Sepertinya Rekan kerja Pino supportif semua. Syukurlah, batin Ezra sambil menghembuskan napasnya.
“Bi,” panggil Ezra pelan.
“Ya, Ra,” sahut Elbi cepat.
"Ayo kita pulang saja, Elbi. Kamu kan harus istirahat. Lihat, sudah banyak rekan kerja Pino di sini untuk menjaganya. Terus, ada Ibunya Pino juga," kata Ezra untuk menghormati perasaan Elbi.
Tapi Elbi justru terkejut mendengar perkataan Ezra. Dia menatap wajah Ezra dengan sangat hati-hati sebelum menanyai Gadis itu. Seolah-olah dia menimba ekspresi macam apa yang ada di paras Ezra.
"Hei Ara.., kamu yakin?” tanya Elbi lirih, yang segera diangguki Ezra.
Elbi memejam mata dan menggeleng.
“Jangan, ya! Setidaknya, lebih baik kita menunggu satu atau dua jam lagi. Kita berharap Pino segera tersadar dari pingsannya. Sambil aku telepon Pak Gogon supaya datang ke sini berdua Pak Didu. Jadi Pak Didu bisa menyetir untuk kita nanti," kata Elbi hati-hati, setelah beberapa detik berlalu dalam keheningan di antara mereka.
Ezra langsung menggoyangkan kepalanya dan mengibaskan tangannya.
"Enggak perlu, Elbi. Aku yang akan menyetir nanti,” sela Ezra secepat kilat.

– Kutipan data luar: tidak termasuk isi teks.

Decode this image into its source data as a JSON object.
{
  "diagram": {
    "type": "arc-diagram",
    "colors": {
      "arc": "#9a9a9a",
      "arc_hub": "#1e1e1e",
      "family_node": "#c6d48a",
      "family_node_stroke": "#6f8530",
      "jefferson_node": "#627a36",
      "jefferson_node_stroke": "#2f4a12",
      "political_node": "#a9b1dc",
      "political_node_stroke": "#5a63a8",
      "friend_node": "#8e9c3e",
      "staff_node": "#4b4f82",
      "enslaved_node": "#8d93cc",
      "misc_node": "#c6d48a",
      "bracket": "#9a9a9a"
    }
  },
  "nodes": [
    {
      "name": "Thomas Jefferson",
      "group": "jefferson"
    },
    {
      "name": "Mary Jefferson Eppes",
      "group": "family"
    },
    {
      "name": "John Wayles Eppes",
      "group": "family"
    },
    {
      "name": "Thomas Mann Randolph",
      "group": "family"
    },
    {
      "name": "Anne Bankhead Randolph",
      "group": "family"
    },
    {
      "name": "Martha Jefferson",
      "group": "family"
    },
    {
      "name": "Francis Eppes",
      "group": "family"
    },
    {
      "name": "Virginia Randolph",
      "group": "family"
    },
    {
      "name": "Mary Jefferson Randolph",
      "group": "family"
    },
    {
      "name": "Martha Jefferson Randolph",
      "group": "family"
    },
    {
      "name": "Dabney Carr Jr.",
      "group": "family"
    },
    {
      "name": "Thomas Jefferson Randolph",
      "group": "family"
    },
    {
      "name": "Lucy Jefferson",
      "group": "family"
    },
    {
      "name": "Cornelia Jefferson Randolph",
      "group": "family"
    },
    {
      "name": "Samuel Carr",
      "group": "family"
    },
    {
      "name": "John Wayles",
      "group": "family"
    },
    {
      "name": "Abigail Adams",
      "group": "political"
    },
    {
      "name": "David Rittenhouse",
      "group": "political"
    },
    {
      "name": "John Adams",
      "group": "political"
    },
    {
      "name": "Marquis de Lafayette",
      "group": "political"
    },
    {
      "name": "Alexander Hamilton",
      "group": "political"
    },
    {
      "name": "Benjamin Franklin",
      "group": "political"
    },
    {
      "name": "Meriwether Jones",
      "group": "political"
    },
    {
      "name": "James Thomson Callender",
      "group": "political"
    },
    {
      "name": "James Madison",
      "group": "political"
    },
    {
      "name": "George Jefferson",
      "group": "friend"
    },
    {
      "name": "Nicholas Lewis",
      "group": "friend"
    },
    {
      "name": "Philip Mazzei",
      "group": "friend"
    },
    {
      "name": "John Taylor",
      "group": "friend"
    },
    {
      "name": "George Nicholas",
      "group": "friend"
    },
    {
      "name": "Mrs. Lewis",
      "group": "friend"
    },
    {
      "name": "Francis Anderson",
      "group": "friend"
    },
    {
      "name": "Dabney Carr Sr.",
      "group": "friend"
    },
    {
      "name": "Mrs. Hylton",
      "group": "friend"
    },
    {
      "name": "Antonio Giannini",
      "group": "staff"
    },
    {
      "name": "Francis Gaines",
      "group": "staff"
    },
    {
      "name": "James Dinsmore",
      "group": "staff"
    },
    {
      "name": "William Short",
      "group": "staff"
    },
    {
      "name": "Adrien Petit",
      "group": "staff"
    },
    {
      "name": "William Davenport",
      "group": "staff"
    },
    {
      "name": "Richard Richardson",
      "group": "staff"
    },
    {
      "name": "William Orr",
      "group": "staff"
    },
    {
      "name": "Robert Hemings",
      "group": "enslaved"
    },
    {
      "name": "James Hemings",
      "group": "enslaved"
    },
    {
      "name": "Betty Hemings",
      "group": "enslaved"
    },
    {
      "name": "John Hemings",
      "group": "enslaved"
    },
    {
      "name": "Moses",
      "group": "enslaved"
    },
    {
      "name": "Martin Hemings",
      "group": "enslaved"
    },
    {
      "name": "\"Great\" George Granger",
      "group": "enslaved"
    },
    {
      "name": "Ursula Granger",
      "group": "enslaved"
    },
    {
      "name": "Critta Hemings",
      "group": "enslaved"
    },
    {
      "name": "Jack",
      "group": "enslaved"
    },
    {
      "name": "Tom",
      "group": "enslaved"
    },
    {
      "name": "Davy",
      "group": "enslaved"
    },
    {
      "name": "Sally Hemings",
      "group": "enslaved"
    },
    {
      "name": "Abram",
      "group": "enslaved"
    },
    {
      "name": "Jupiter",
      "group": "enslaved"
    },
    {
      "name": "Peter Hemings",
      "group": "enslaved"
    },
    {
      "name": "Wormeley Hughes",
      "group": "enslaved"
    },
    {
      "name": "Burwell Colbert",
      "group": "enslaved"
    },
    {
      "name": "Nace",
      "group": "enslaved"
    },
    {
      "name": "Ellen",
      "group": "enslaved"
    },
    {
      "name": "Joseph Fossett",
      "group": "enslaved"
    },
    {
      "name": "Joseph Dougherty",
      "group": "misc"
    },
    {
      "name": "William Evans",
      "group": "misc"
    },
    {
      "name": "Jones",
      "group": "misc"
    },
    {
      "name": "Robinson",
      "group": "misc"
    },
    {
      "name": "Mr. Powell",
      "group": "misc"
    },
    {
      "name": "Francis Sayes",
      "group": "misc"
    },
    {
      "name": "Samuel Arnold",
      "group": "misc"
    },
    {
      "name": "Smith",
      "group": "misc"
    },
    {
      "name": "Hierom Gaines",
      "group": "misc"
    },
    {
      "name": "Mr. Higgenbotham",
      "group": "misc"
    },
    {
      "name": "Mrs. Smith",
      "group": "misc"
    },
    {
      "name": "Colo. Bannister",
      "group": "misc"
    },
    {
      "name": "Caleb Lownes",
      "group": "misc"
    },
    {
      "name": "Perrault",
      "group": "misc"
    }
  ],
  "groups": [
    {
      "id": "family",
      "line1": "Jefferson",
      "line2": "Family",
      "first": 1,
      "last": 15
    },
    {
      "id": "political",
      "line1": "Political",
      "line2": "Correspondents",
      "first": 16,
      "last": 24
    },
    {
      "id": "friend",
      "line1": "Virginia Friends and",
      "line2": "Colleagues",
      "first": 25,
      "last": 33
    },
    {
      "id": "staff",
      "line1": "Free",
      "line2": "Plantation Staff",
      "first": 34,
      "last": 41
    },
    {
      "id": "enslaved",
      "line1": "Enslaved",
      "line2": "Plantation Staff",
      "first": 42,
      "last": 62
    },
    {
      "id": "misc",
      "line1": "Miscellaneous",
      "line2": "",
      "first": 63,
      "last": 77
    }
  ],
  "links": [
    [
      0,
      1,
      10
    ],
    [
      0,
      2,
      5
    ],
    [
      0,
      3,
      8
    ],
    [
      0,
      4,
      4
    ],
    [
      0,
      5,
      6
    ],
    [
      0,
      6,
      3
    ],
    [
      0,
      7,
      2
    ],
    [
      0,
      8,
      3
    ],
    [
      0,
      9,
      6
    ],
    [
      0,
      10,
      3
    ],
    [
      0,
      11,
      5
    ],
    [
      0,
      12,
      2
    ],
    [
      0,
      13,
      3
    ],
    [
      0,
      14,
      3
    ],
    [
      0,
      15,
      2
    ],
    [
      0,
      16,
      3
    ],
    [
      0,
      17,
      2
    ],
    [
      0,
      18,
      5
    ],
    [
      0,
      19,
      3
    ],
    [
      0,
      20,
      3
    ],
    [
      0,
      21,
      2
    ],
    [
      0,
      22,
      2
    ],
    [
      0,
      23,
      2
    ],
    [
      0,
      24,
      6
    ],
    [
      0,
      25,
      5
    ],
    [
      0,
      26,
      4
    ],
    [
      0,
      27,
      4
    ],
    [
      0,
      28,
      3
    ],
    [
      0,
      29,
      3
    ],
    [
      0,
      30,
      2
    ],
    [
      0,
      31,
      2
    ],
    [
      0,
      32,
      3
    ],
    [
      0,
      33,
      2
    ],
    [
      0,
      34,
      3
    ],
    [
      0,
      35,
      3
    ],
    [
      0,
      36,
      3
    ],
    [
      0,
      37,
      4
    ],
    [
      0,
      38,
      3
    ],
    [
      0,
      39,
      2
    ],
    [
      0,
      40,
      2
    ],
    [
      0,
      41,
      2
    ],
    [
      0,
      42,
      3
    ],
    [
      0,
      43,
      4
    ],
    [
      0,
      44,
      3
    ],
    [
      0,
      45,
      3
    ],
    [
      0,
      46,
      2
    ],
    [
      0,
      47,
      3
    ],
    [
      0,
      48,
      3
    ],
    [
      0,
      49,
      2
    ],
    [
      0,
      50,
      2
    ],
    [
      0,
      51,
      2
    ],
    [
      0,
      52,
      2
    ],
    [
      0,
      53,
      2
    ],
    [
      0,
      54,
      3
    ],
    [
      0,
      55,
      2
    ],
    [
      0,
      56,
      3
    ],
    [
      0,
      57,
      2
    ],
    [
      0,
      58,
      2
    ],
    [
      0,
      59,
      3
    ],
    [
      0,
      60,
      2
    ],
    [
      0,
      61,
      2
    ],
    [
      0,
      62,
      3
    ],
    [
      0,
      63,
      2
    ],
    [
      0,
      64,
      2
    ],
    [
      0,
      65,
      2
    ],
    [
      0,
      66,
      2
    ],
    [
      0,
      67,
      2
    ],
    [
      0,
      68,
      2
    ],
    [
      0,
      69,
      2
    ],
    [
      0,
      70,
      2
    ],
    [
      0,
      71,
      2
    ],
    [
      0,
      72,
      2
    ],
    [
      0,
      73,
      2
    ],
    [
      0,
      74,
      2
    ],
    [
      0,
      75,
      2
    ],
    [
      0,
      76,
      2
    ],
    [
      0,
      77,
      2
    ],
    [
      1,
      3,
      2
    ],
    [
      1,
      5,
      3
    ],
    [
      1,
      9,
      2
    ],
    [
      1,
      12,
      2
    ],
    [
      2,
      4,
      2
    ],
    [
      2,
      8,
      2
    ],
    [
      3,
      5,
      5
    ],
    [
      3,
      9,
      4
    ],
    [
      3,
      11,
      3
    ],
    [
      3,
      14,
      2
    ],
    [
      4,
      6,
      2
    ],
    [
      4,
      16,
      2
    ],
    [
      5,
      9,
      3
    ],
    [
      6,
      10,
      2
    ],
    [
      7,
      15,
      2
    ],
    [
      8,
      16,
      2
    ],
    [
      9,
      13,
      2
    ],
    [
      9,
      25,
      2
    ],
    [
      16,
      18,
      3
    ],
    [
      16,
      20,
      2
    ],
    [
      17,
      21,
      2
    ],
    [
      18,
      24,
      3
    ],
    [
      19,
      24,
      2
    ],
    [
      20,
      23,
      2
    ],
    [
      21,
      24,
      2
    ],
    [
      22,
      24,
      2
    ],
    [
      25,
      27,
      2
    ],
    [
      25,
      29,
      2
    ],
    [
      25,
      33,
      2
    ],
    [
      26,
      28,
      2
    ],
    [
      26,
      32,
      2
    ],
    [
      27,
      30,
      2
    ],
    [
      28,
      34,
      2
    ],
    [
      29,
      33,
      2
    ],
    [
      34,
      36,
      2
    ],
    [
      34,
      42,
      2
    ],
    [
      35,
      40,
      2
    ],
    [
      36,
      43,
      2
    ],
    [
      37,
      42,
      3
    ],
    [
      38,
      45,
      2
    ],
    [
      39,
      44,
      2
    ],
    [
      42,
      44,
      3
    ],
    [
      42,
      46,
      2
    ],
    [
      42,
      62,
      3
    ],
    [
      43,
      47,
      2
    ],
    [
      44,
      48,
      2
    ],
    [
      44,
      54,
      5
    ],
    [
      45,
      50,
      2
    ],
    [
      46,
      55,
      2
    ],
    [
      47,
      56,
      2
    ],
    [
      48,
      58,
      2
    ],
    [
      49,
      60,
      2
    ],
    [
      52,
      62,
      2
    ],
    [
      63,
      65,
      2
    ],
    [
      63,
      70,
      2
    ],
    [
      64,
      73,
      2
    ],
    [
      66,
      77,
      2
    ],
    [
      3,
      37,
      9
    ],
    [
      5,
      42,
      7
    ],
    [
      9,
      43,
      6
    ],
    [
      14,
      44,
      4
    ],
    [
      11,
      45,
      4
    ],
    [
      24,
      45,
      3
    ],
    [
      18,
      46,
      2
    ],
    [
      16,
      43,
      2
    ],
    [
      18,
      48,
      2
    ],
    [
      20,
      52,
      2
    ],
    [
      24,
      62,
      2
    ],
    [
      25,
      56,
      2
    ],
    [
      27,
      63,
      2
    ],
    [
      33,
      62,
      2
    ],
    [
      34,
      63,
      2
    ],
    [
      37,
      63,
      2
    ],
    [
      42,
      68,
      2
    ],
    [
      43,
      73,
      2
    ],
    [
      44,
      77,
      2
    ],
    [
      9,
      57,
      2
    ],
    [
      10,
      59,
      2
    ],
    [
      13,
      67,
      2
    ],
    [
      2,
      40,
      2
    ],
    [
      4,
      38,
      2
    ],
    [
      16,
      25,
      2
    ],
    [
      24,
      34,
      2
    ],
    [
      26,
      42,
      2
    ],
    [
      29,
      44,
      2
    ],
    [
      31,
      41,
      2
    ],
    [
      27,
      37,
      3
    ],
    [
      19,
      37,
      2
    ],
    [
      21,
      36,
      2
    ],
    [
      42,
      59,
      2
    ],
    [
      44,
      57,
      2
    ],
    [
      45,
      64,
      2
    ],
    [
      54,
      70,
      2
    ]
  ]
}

Elbi tampak ragu-ragu mendengarnya.
“Kamu yang nyetir? Enggak boleh! Ara, ini sudah larut malam. Mana mungkin aku biarkan kamu mengendarai mobil selarut ini? Apa nggak sebaiknya kita mencari penginapan yang bagus di sekitar rumah sakit ini? Terus, besok pagi sebelum kembali ke Jakarta kan kita masih sempat mengecek keadaan Pino. Ini relatif lebih aman, Ra," kata Elbi kepada Ezra.
Ezra menggeleng perlahan, tanpa berani berlama-lama menautkan tatapan matanya dengan pandangan mata Elbi. Dia yakin, semakin lama dirinya berada di rumah sakit ini, semakin dia merasa bahwa jantungnya berdebar kencang dan sikapnya juga akan serba salah. Dan sungguh, dia benci akan hal-hal seperti ini.
"Sebaiknya kita pulang sekarang, Bi. Please,” pinta Ezra, membuat Elbi tak segera merespons. Ia terdiam lagi selama beberapa detik.
“Ara, tolong dengar aku! Menurutku lebih baik kita menunggu sebentar lagi. Kita berharap ada perkembangan yang baik, yang terbaik malahan. Dengan begitu kita jadi lebih lega dan nggak terlalu merasa bersalah,” bujuk Elbi dengan sabar.
Ezra tetap menghindari tatapan Elbi, lalu memejamkan matanya beberapa saat. Pikirannya terasa terlalu riuh dengan percakapan yang tidak diinginkannya, suara-suara yang saling bertentangan walau sebagian besar menyudutkannya.
Karenanya Ezra menggeleng pelan, lalu berbisik kepada Elbi, "Kita pulang sekarang juga, oke? Sekarang, sebaiknya kita berpamitan ke Bu Iva dan rekan Pino. Pasti mereka akan mengerti, percayalah. Lihat kondisimu sendiri, Bi."
Wajah Ezra semakin menunduk, sejalan dengan pikirannya yang ruwet. Dia sulit menampik, ada godaan untuk mengindahkan niat hatinya agar tinggal lebih lama di rumah sakit ini. Di sisi lain, melihat wajah Ezra yang muram, Elbi tak mau berdebat lagi. Dia membelai punggung Ezra dengan sangat lembut.
“Oke, Ara. Ayo kita temui mereka dan pamit sama mereka. Nah kita juga minta tolong ke mereka, biar mereka terus update ke kita tentang progress kondisinya Pino. Sambil ke depan nanti, aku bereskan sekalian semua administrasi dan tambah deposit saja, untuk berjaga-jaga kalau ada tindakan medis yang harus dilakukan ke Pino. Kalaupun semuanya pasti ditanggung sama kantornya Pino atau bahkan pihak asuransi, nggak masalah. Paling nggak, bisa sedikit mengurangi ketidaknyamanan kita. Aku sudah dikasih nomor telepon ibunya, Ara. Dengan menghubungi Beliau, aku bisa memantau perkembangannya,” kata Elbi akhirnya. Dia bangkit dari kursinya, dan segera disusul oleh Ezra.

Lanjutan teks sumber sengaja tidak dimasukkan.